Tarek twisted and maneuvered his front leg around to slash at the smaller dragon. It leaped away from his swipe, leaving bleeding furrows down Tarek’s wing. The green dragon tried to fly away from him, but Tarek lunged and caught his slender tail in his powerful jaws. Whipping his head around, he smashed the smaller dragon onto the cobblestones. The green dragon said something, his voice burbling and choking. Tarek growled back and waited for a response. When the green dragon choked something back, Tarek roared and slashed his long claws across the other dragon’s throat, pinning the smaller creature’s head to the ground until it quit fighting.
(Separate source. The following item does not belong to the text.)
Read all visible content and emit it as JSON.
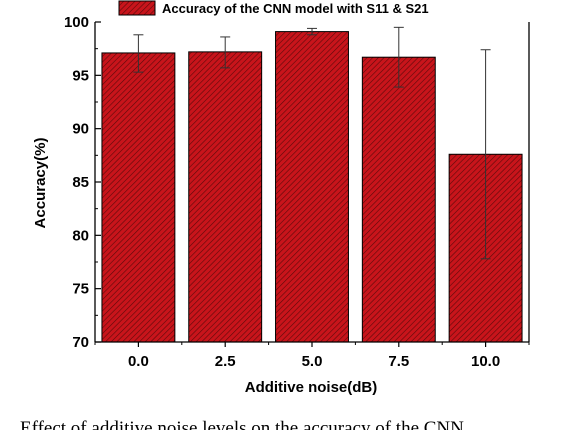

Gabby gasped involuntarily as the green dragon twitched one last time and fell limp. The surviving guards were all shouting at each other, at her, and she didn’t understand a word of it. One of the white dragons roared again.
She sank to her knees, covering her ears in fright. Forget her second thoughts. With chaos erupting around her, she wanted nothing more than to wake up in her normal, boring bed. There’s no place like home, she thought crazily. Didn’t work. Damn.